During 1966 and 1967 Kubert absented himself from DC for another kind of war story, based on America's most divisive war, The Green Berets comic strip. During the Vietnam conflict the actual Green Berets were glorified as an exclusive combat wing of the armed forces, specially trained fighting men proficient in guerrilla warfare. Robin Moore, author of The French Connection, had written The Green Berets as a novel. Now Kubert was contacted by Jerry Capp (brother of Li'l Abner creator Al) for a syndicated comic strip version.

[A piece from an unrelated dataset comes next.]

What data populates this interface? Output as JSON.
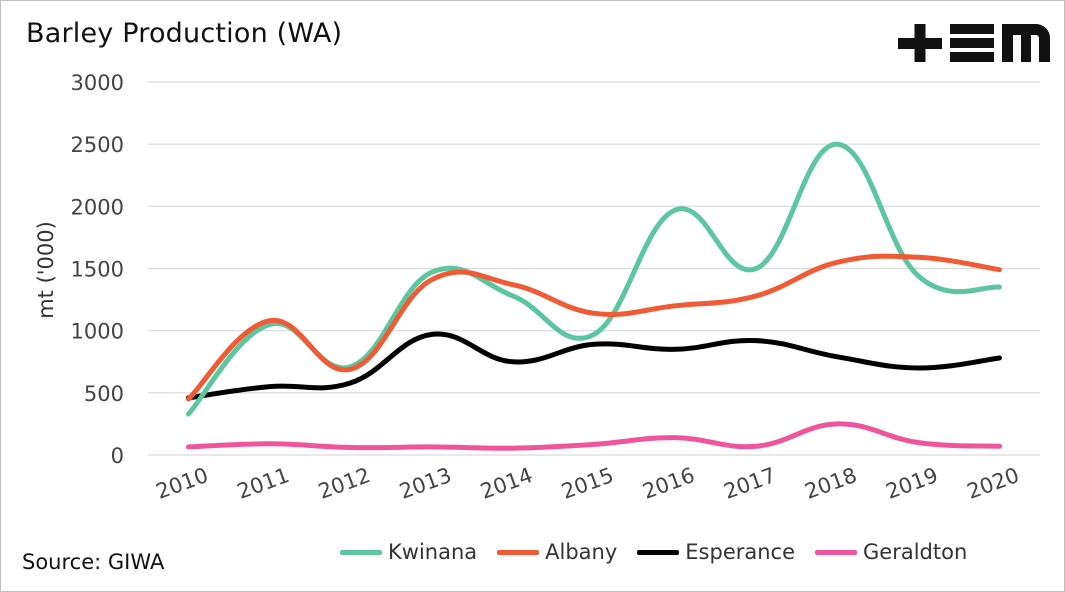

Kubert employed his usual high level of quality and the strip, boosted by heavy promotion, took off. Dissatisfaction, however, eventually set in. Kubert had hoped to develop the strip along the lines of Terry and the Pirates, but began to feel that Capp had turned the strip into a flag-waving propaganda effort. After less than two years, Kubert left. The Green Berets floundered on for another few months and then, like the public's support for that war, thankfully disappeared.

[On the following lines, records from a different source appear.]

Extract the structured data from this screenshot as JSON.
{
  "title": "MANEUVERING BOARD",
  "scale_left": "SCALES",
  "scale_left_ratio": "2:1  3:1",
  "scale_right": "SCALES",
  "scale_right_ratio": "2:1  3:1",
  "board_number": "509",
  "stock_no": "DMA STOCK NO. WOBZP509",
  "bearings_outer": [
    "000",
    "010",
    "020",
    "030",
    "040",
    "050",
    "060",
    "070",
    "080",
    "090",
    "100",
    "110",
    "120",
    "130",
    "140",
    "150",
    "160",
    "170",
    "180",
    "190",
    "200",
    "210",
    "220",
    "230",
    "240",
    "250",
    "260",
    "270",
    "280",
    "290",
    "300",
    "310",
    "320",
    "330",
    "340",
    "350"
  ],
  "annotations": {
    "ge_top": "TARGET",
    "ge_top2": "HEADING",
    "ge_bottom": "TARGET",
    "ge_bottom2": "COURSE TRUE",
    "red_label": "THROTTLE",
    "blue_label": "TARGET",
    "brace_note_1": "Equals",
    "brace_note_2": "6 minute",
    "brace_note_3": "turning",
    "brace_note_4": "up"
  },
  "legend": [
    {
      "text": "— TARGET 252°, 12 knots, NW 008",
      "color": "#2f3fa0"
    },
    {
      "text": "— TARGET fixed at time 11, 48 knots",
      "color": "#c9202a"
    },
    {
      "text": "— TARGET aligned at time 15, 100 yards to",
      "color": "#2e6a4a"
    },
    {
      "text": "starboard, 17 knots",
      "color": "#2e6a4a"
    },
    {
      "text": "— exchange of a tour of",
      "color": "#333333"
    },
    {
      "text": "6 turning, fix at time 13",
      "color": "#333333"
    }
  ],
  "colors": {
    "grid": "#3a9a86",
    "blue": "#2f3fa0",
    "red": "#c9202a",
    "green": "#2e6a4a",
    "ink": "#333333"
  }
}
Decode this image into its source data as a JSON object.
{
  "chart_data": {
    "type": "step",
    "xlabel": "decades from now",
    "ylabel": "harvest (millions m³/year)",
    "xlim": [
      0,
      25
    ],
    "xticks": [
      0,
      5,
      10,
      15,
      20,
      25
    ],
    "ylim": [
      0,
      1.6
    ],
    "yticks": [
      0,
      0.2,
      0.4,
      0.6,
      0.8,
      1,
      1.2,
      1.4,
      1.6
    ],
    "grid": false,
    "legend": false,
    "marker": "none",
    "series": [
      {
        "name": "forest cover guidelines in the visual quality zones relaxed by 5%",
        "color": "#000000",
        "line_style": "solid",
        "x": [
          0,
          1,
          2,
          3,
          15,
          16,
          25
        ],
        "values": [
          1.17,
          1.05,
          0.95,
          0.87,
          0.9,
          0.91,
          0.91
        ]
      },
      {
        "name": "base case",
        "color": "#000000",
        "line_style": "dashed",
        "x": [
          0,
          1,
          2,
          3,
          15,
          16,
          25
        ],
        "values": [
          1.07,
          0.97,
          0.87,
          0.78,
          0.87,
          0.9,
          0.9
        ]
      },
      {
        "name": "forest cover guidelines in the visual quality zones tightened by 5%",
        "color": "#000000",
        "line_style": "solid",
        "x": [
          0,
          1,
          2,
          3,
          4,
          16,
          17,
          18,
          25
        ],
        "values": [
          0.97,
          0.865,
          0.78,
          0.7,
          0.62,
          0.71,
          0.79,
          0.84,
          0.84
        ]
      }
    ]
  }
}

Kubert returned to DC as an editor. In addition to his war book editing and illustrating, he took on an exciting new project in the early 1970s, illustrating Tarzan of the Apes. A big fan of Edgar Rice Burroughs, and Burne Hogarth's strip, Kubert read all 32 of ERB's Tarzan books. His talents at expressive, fluid anatomy and dynamic design resulted in one of the finest comic book adaptations of the 1912 classic character. During this period, Kubert also edited Korak, Son of Tarzan, giving a promising young artist, Mike Kaluta, some his first work, illustrating Burroughs' Carson of Venus as a back-up feature for the title. "It was a very pleasant experience. Every six pages he brought in reflected a labor of love."

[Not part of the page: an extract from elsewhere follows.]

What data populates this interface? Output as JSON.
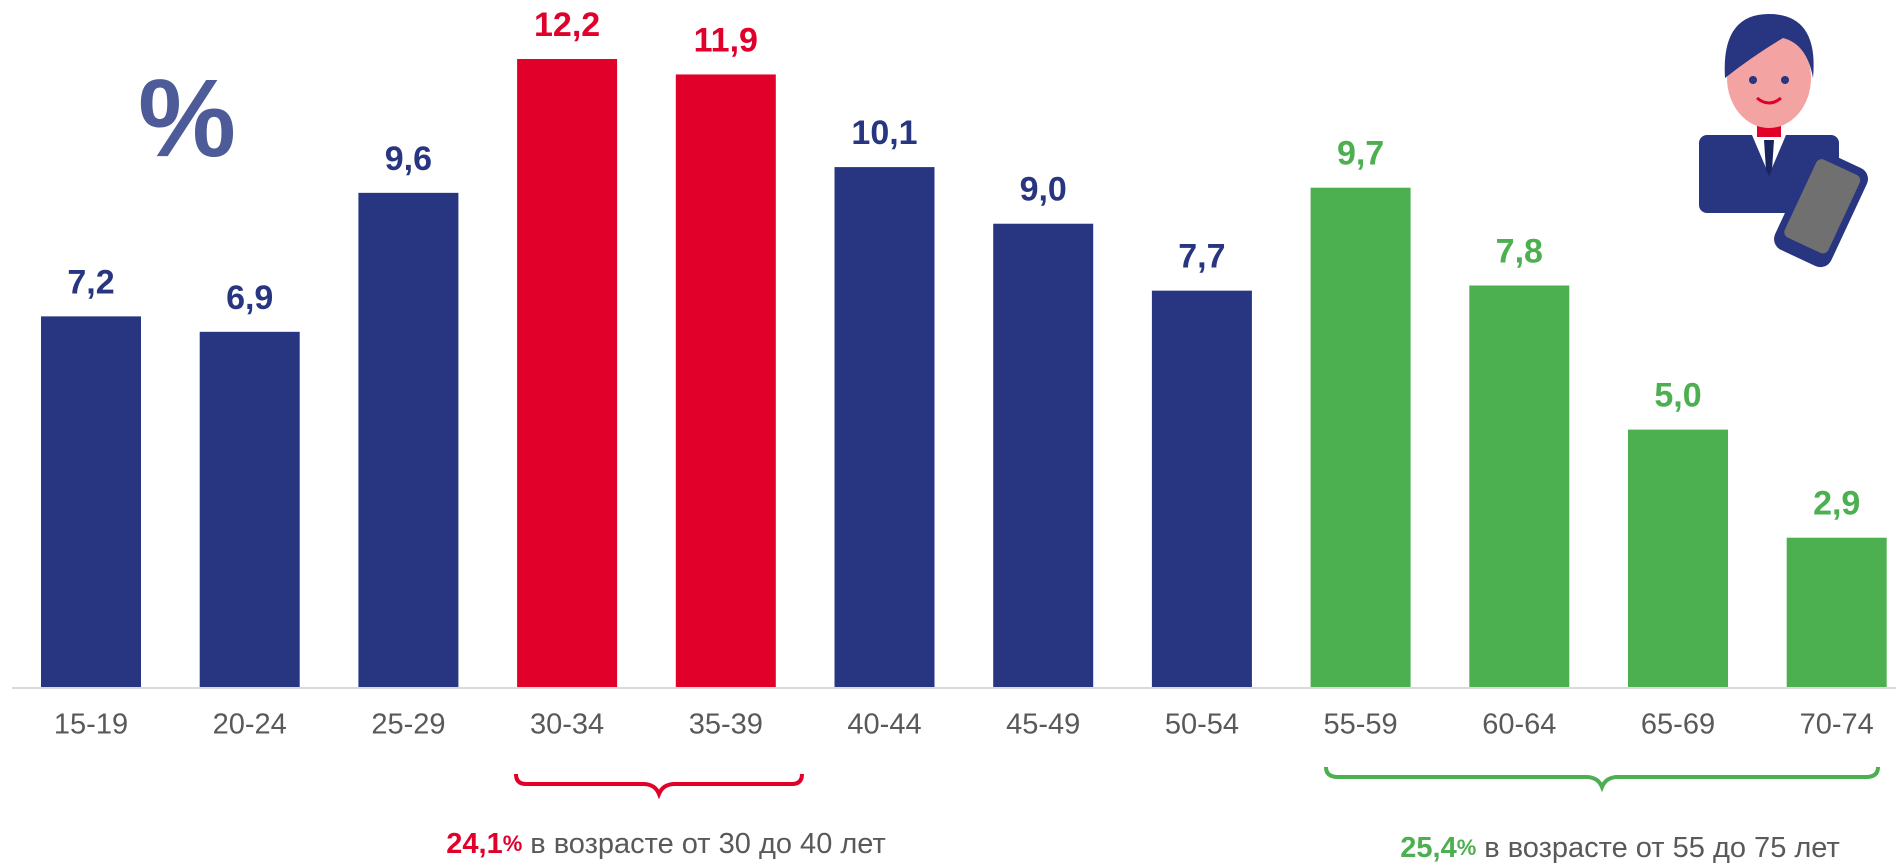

In 1976 Kubert went on to found the School of Cartoon and Graphic Art. His school has turned out some notable graduates, including Tom Veitch, Steve Bissette, Timothy Truman, Tom Yeates and two of Kubert's sons, Adam and Andy ("with them I was tougher"). Two school projects were actual work on syndicated strips, Winnie Winkle and Big Ben Bolt, but in both cases Kubert found himself saddled with doing most of the art chores.

Despite the grueling workload of managing a school while editing DC titles, Kubert still finds time to work on other projects. One of his most notable, and recent, efforts is the 1996 graphic album Dark Horse's Fax From Sarajevo, a. grim account of the Bosnian civil war. Based on the experiences of Erwin Rustemagic, a friend of the Kubert's, Fax follows the harrowing experiences of Rustemagic and his family as the war in the former Yugoslavia expanded. Aside from his friendship with the author, who literally provided the story through faxes to the outside world, Kubert was motivated to spread the word about the horrific events unfolding. "I am the father of four sons.Every once in a while, in this world, things happen where you just caní't sit back and let it happen. Something has got to be done."

In 1997 the hardcover story won the Harvey Award for Best Graphic Album.